2013 was a good year for PepsiCo (NYSE:PEP). Shareholders of the company must be quite happy as its share price surged more than 20% last year, from $69.33 per share to more than $82 per share. The company has also shown decent growth in its top and bottom lines, and delivered a high return on equity. Year-to-date, the stock moved more than 4.5%.
PepsiCo operates in the food and beverage industry. Growth in the industry is dependent on disposable income and consumer spending. Between 2010 and 2020, Global consumer spending is expected to increase by $12 trillion. Spending on food and non-alcoholic beverages will account for about 11% of this growth. The United States and China will account for 25% and 19% of the world's spending growth through 2020, respectively. Both, the U.S. and China are important markets for the company.
Source: 2013 Annual Report
As PepsiCo faces a maturing domestic market it has turned internationally to counter the lack of growth in the North American market. Specifically, its focus is on emerging and developing markets. The company generated 49% of its revenue from outside the U.S. last year. Emerging markets like China, India and Brazil are substantial sources of growth. These countries are experiencing rapid population growth and increasing incomes. Both of which are positive drivers for PepsiCo's growth, as there will be consumers with a newfound disposable income that gives them access to PepsiCo's products.
Last year, PepsiCo's developing and emerging markets posted 10% organic revenue growth, with particularly strong performance in China, Pakistan, Saudi Arabia, Mexico, Brazil and Turkey. In February 2014, PepsiCo and its partner in China, Tingyi Holding Corp have signed a deal with Walt Disney (NYSE:DIS) that will have significant impacts on the Chinese beverage market, as PepsiCo will supply drinks for the new Disneyland set to open in Shanghai in 2015. This opportunity could be a major growth driver for the company's Asia, Middle East & Africa, or AMEA division, and steal market share in China from Coke which had a similar alliance with Disney for the last 25 years.

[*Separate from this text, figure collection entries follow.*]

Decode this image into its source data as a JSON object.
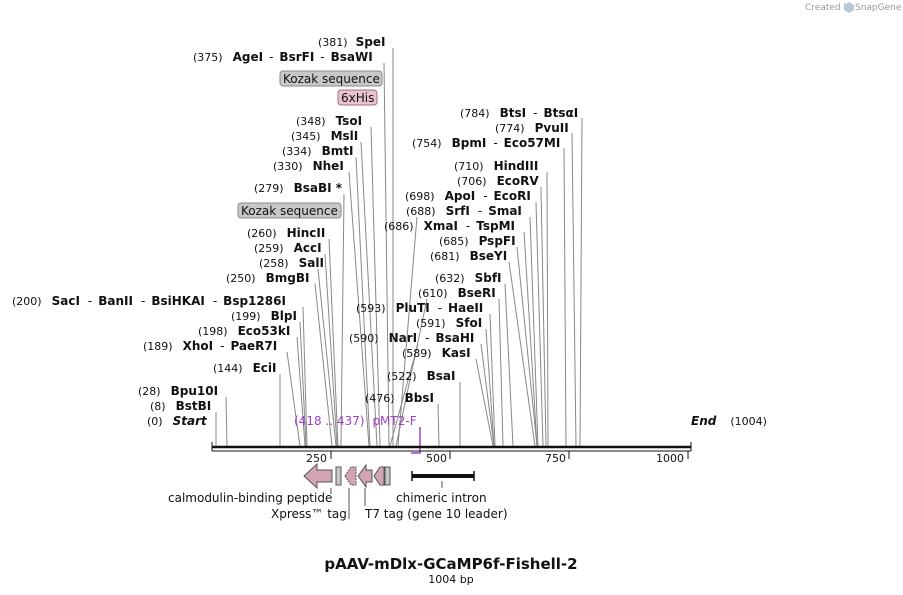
{
  "title": "pAAV-mDlx-GCaMP6f-Fishell-2",
  "length_label": "1004 bp",
  "created_by": "Created by",
  "brand": "SnapGene",
  "sequence_length": 1004,
  "ticks": [
    "250",
    "500",
    "750",
    "1000"
  ],
  "start_label": "Start",
  "end_label": "End",
  "start_pos": "(0)",
  "end_pos": "(1004)",
  "colors": {
    "feature_pink": "#d3a3b6",
    "feature_grey": "#c8c8c8",
    "primer": "#a040c8",
    "line": "#111111",
    "site_line": "#888888"
  },
  "sites": [
    {
      "pos": "(381)",
      "names": [
        "SpeI"
      ],
      "bp": 381
    },
    {
      "pos": "(375)",
      "names": [
        "AgeI",
        "BsrFI",
        "BsaWI"
      ],
      "bp": 375
    },
    {
      "pos": "(348)",
      "names": [
        "TsoI"
      ],
      "bp": 348
    },
    {
      "pos": "(345)",
      "names": [
        "MslI"
      ],
      "bp": 345
    },
    {
      "pos": "(334)",
      "names": [
        "BmtI"
      ],
      "bp": 334
    },
    {
      "pos": "(330)",
      "names": [
        "NheI"
      ],
      "bp": 330
    },
    {
      "pos": "(279)",
      "names": [
        "BsaBI *"
      ],
      "bp": 279
    },
    {
      "pos": "(260)",
      "names": [
        "HincII"
      ],
      "bp": 260
    },
    {
      "pos": "(259)",
      "names": [
        "AccI"
      ],
      "bp": 259
    },
    {
      "pos": "(258)",
      "names": [
        "SalI"
      ],
      "bp": 258
    },
    {
      "pos": "(250)",
      "names": [
        "BmgBI"
      ],
      "bp": 250
    },
    {
      "pos": "(200)",
      "names": [
        "SacI",
        "BanII",
        "BsiHKAI",
        "Bsp1286I"
      ],
      "bp": 200
    },
    {
      "pos": "(199)",
      "names": [
        "BlpI"
      ],
      "bp": 199
    },
    {
      "pos": "(198)",
      "names": [
        "Eco53kI"
      ],
      "bp": 198
    },
    {
      "pos": "(189)",
      "names": [
        "XhoI",
        "PaeR7I"
      ],
      "bp": 189
    },
    {
      "pos": "(144)",
      "names": [
        "EciI"
      ],
      "bp": 144
    },
    {
      "pos": "(28)",
      "names": [
        "Bpu10I"
      ],
      "bp": 28
    },
    {
      "pos": "(8)",
      "names": [
        "BstBI"
      ],
      "bp": 8
    },
    {
      "pos": "(784)",
      "names": [
        "BtsI",
        "BtsαI"
      ],
      "bp": 784
    },
    {
      "pos": "(774)",
      "names": [
        "PvuII"
      ],
      "bp": 774
    },
    {
      "pos": "(754)",
      "names": [
        "BpmI",
        "Eco57MI"
      ],
      "bp": 754
    },
    {
      "pos": "(710)",
      "names": [
        "HindIII"
      ],
      "bp": 710
    },
    {
      "pos": "(706)",
      "names": [
        "EcoRV"
      ],
      "bp": 706
    },
    {
      "pos": "(698)",
      "names": [
        "ApoI",
        "EcoRI"
      ],
      "bp": 698
    },
    {
      "pos": "(688)",
      "names": [
        "SrfI",
        "SmaI"
      ],
      "bp": 688
    },
    {
      "pos": "(686)",
      "names": [
        "XmaI",
        "TspMI"
      ],
      "bp": 686
    },
    {
      "pos": "(685)",
      "names": [
        "PspFI"
      ],
      "bp": 685
    },
    {
      "pos": "(681)",
      "names": [
        "BseYI"
      ],
      "bp": 681
    },
    {
      "pos": "(632)",
      "names": [
        "SbfI"
      ],
      "bp": 632
    },
    {
      "pos": "(610)",
      "names": [
        "BseRI"
      ],
      "bp": 610
    },
    {
      "pos": "(593)",
      "names": [
        "PluTI",
        "HaeII"
      ],
      "bp": 593
    },
    {
      "pos": "(591)",
      "names": [
        "SfoI"
      ],
      "bp": 591
    },
    {
      "pos": "(590)",
      "names": [
        "NarI",
        "BsaHI"
      ],
      "bp": 590
    },
    {
      "pos": "(589)",
      "names": [
        "KasI"
      ],
      "bp": 589
    },
    {
      "pos": "(522)",
      "names": [
        "BsaI"
      ],
      "bp": 522
    },
    {
      "pos": "(476)",
      "names": [
        "BbsI"
      ],
      "bp": 476
    }
  ],
  "features_above": [
    "Kozak sequence",
    "6xHis",
    "Kozak sequence"
  ],
  "features_below": [
    "calmodulin-binding peptide",
    "Xpress™ tag",
    "T7 tag (gene 10 leader)",
    "chimeric intron"
  ],
  "primer": {
    "range": "(418 .. 437)",
    "name": "pMT2-F"
  }
}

PepsiCo has further plans of targeting the growth prospects in China, which would be utilized by investments such as the opening of a research and development plant in Shanghai which enables the company to develop products geared toward tastes that the locals prefer. As China surpassed the US as the world's largest retail grocery market, growth in China is something PepsiCo intends to get a piece of. IGD forecasts that the Chinese grocery market will be worth £918 billion by 2015.

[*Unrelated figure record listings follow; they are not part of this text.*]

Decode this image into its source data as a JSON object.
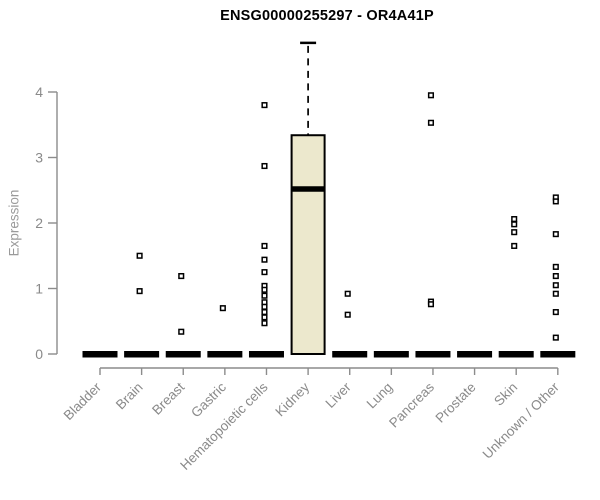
{
  "chart_data": {
    "type": "boxplot",
    "title": "ENSG00000255297 - OR4A41P",
    "ylabel": "Expression",
    "xlabel": "",
    "yticks": [
      0,
      1,
      2,
      3,
      4
    ],
    "ylim": [
      0,
      4.9
    ],
    "grid": false,
    "legend": "none",
    "categories": [
      "Bladder",
      "Brain",
      "Breast",
      "Gastric",
      "Hematopoietic cells",
      "Kidney",
      "Liver",
      "Lung",
      "Pancreas",
      "Prostate",
      "Skin",
      "Unknown / Other"
    ],
    "boxes": [
      {
        "category": "Bladder",
        "q1": 0,
        "median": 0,
        "q3": 0,
        "whisker_low": 0,
        "whisker_high": 0,
        "outliers": []
      },
      {
        "category": "Brain",
        "q1": 0,
        "median": 0,
        "q3": 0,
        "whisker_low": 0,
        "whisker_high": 0,
        "outliers": [
          1.5,
          0.96
        ]
      },
      {
        "category": "Breast",
        "q1": 0,
        "median": 0,
        "q3": 0,
        "whisker_low": 0,
        "whisker_high": 0,
        "outliers": [
          1.19,
          0.34
        ]
      },
      {
        "category": "Gastric",
        "q1": 0,
        "median": 0,
        "q3": 0,
        "whisker_low": 0,
        "whisker_high": 0,
        "outliers": [
          0.7
        ]
      },
      {
        "category": "Hematopoietic cells",
        "q1": 0,
        "median": 0,
        "q3": 0,
        "whisker_low": 0,
        "whisker_high": 0,
        "outliers": [
          3.8,
          2.87,
          1.65,
          1.44,
          1.25,
          1.04,
          0.98,
          0.89,
          0.79,
          0.72,
          0.64,
          0.56,
          0.47
        ]
      },
      {
        "category": "Kidney",
        "q1": 0,
        "median": 2.52,
        "q3": 3.34,
        "whisker_low": 0,
        "whisker_high": 4.75,
        "outliers": []
      },
      {
        "category": "Liver",
        "q1": 0,
        "median": 0,
        "q3": 0,
        "whisker_low": 0,
        "whisker_high": 0,
        "outliers": [
          0.92,
          0.6
        ]
      },
      {
        "category": "Lung",
        "q1": 0,
        "median": 0,
        "q3": 0,
        "whisker_low": 0,
        "whisker_high": 0,
        "outliers": []
      },
      {
        "category": "Pancreas",
        "q1": 0,
        "median": 0,
        "q3": 0,
        "whisker_low": 0,
        "whisker_high": 0,
        "outliers": [
          3.95,
          3.53,
          0.8,
          0.76
        ]
      },
      {
        "category": "Prostate",
        "q1": 0,
        "median": 0,
        "q3": 0,
        "whisker_low": 0,
        "whisker_high": 0,
        "outliers": []
      },
      {
        "category": "Skin",
        "q1": 0,
        "median": 0,
        "q3": 0,
        "whisker_low": 0,
        "whisker_high": 0,
        "outliers": [
          2.06,
          1.98,
          1.86,
          1.65
        ]
      },
      {
        "category": "Unknown / Other",
        "q1": 0,
        "median": 0,
        "q3": 0,
        "whisker_low": 0,
        "whisker_high": 0,
        "outliers": [
          2.39,
          2.33,
          1.83,
          1.33,
          1.19,
          1.05,
          0.92,
          0.64,
          0.25
        ]
      }
    ],
    "colors": {
      "background": "#ffffff",
      "box_fill": "#ece8cd",
      "box_border": "#000000",
      "median": "#000000",
      "collapsed_box": "#000000",
      "axis": "#8c8c8c",
      "tick_label": "#8a8a8a",
      "title": "#000000",
      "outlier_fill": "#ffffff",
      "outlier_border": "#000000"
    }
  }
}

Looking at the U.S., PepsiCo relies heavily on the U.S. market and that market has revolved around CSD (carbonated soft drinks) sales. CSD sales in the U.S. fell 3% in 2013. It also represents a steeper drop than the 1.2% decline in 2012 and the 1% drop in 2011. The sales are expected to decline further in the coming years. As consumers shift away from CSDs, PepsiCo needs to continue their innovation of new products that will replace this loss in sales. With new consumer preferences emerging, there is no guarantee that past market leaders will be able to successfully adapt.

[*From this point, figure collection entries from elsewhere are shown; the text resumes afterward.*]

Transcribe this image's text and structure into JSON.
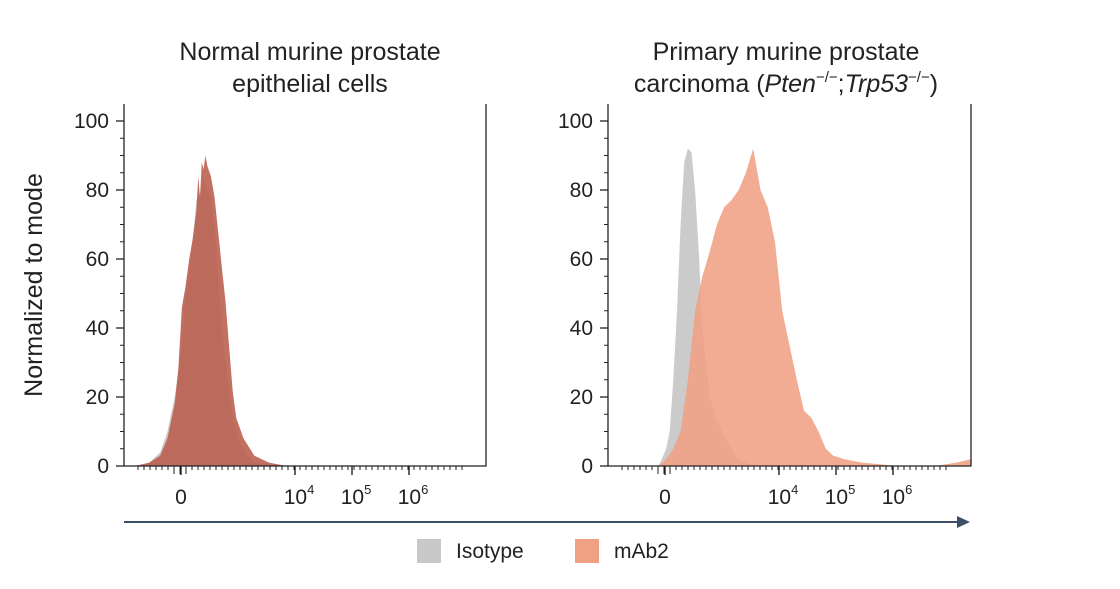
{
  "figure": {
    "ylabel": "Normalized to mode",
    "legend": [
      {
        "name": "Isotype",
        "color": "#c8c8c8"
      },
      {
        "name": "mAb2",
        "color": "#f0a184"
      }
    ],
    "arrow_color": "#3b4f66"
  },
  "chart_data": [
    {
      "type": "area",
      "title_lines": [
        "Normal murine prostate",
        "epithelial cells"
      ],
      "ylabel": "Normalized to mode",
      "ylim": [
        0,
        100
      ],
      "yticks": [
        0,
        20,
        40,
        60,
        80,
        100
      ],
      "xscale": "biexponential",
      "xticks": [
        {
          "base": "0",
          "exp": ""
        },
        {
          "base": "10",
          "exp": "4"
        },
        {
          "base": "10",
          "exp": "5"
        },
        {
          "base": "10",
          "exp": "6"
        }
      ],
      "legend": "bottom",
      "series": [
        {
          "name": "Isotype",
          "color": "#c8c8c8",
          "x": [
            0.03,
            0.07,
            0.1,
            0.12,
            0.14,
            0.16,
            0.17,
            0.18,
            0.19,
            0.2,
            0.21,
            0.22,
            0.23,
            0.24,
            0.25,
            0.26,
            0.27,
            0.28,
            0.3,
            0.32,
            0.34,
            0.36,
            0.4,
            0.45
          ],
          "values": [
            0,
            1,
            4,
            10,
            20,
            35,
            50,
            56,
            66,
            77,
            79,
            83,
            80,
            78,
            70,
            55,
            40,
            30,
            14,
            7,
            3,
            1,
            0.5,
            0
          ]
        },
        {
          "name": "mAb2",
          "color": "#b85c4c",
          "x": [
            0.03,
            0.07,
            0.1,
            0.12,
            0.14,
            0.15,
            0.16,
            0.17,
            0.18,
            0.19,
            0.2,
            0.205,
            0.21,
            0.215,
            0.22,
            0.225,
            0.23,
            0.24,
            0.25,
            0.26,
            0.27,
            0.28,
            0.29,
            0.3,
            0.31,
            0.33,
            0.36,
            0.4,
            0.45
          ],
          "values": [
            0,
            1,
            3,
            8,
            18,
            28,
            46,
            52,
            60,
            66,
            74,
            84,
            78,
            88,
            86,
            90,
            87,
            84,
            78,
            68,
            58,
            48,
            35,
            22,
            14,
            8,
            3,
            1,
            0
          ]
        }
      ]
    },
    {
      "type": "area",
      "title_lines": [
        "Primary murine prostate",
        "carcinoma (Pten−/−;Trp53−/−)"
      ],
      "title_parts": [
        {
          "text": "carcinoma (",
          "italic": false,
          "sup": false
        },
        {
          "text": "Pten",
          "italic": true,
          "sup": false
        },
        {
          "text": "−/−",
          "italic": false,
          "sup": true
        },
        {
          "text": ";",
          "italic": false,
          "sup": false
        },
        {
          "text": "Trp53",
          "italic": true,
          "sup": false
        },
        {
          "text": "−/−",
          "italic": false,
          "sup": true
        },
        {
          "text": ")",
          "italic": false,
          "sup": false
        }
      ],
      "ylabel": "Normalized to mode",
      "ylim": [
        0,
        100
      ],
      "yticks": [
        0,
        20,
        40,
        60,
        80,
        100
      ],
      "xscale": "biexponential",
      "xticks": [
        {
          "base": "0",
          "exp": ""
        },
        {
          "base": "10",
          "exp": "4"
        },
        {
          "base": "10",
          "exp": "5"
        },
        {
          "base": "10",
          "exp": "6"
        }
      ],
      "legend": "bottom",
      "series": [
        {
          "name": "Isotype",
          "color": "#c8c8c8",
          "x": [
            0.14,
            0.16,
            0.17,
            0.18,
            0.19,
            0.2,
            0.21,
            0.22,
            0.23,
            0.24,
            0.25,
            0.26,
            0.27,
            0.28,
            0.3,
            0.32,
            0.34,
            0.36,
            0.4
          ],
          "values": [
            0,
            5,
            10,
            25,
            45,
            70,
            88,
            92,
            91,
            80,
            62,
            40,
            30,
            20,
            13,
            9,
            5,
            2,
            0
          ]
        },
        {
          "name": "mAb2",
          "color": "#f0a184",
          "x": [
            0.14,
            0.16,
            0.18,
            0.2,
            0.22,
            0.24,
            0.26,
            0.28,
            0.3,
            0.32,
            0.34,
            0.36,
            0.38,
            0.4,
            0.42,
            0.44,
            0.46,
            0.48,
            0.5,
            0.52,
            0.54,
            0.56,
            0.58,
            0.6,
            0.62,
            0.65,
            0.7,
            0.75,
            0.8,
            0.9,
            0.96,
            1.0
          ],
          "values": [
            0,
            2,
            5,
            10,
            25,
            45,
            55,
            62,
            70,
            75,
            77,
            80,
            85,
            92,
            80,
            75,
            65,
            45,
            35,
            25,
            16,
            14,
            10,
            5,
            3,
            2,
            1,
            0.5,
            0,
            0,
            1,
            2
          ]
        }
      ]
    }
  ]
}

PepsiCo is also attractive for dividend investors, offering a current yield of 3.10%. The company has paid a consecutive quarterly dividend since 1965 and has increased the annual dividend for 42 consecutive years. Last year, it returned $6.4 billion to its shareholders through share repurchases and dividends. Dividends were $3.4 billion and share repurchases totaled $3 billion. Over the past ten years, PepsiCo has increased its annual dividend by over 13% per year, which is quite nice. A 13% growth in dividends translates into the dividend payment doubling almost every six years. Analysts are expecting that the company will report revenue of $67.20 billion this year and $69.93 billion next year. EPS is estimated to be $4.54 and $4.88 in 2014 and 2015, respectively. As the company's revenue is expected to grow, so are their dividends. Its current dividend payout ratio is only 51%, which leaves substantial room for future payout growth. With more than $9.8 billion in cash, PepsiCo has the ability to pay dividends for at least 3 years.
1) Cost for items like sugar and corn can fluctuate and cause higher input costs that would erode margins.
2) PepsiCo has high exposure to many countries and currencies around the world which increases currency and geopolitical risk.
3) Trends toward health consciousness may draw attention to PepsiCo's unhealthy brands.
4) Some key markets are mature and have limited growth potential, such as North America and UK.
Future of PepsiCo looks promising. As U.S market is maturing, PepsiCo's expansion into emerging markets will help the company diversify its operations and geographical presence. This movement will enable PepsiCo to have a greater access to capital and establish its brands in the new markets. Its ability to pay and consistently raise their dividend shows their stability and presence as a world leader in the food and beverage industry. In my opinion, PepsiCo is a strong buy right now.
Disclosure: I have no positions in any stocks mentioned, and no plans to initiate any positions within the next 72 hours. I wrote this article myself, and it expresses my own opinions. I am not receiving compensation for it (other than from Seeking Alpha). I have no business relationship with any company whose stock is mentioned in this article.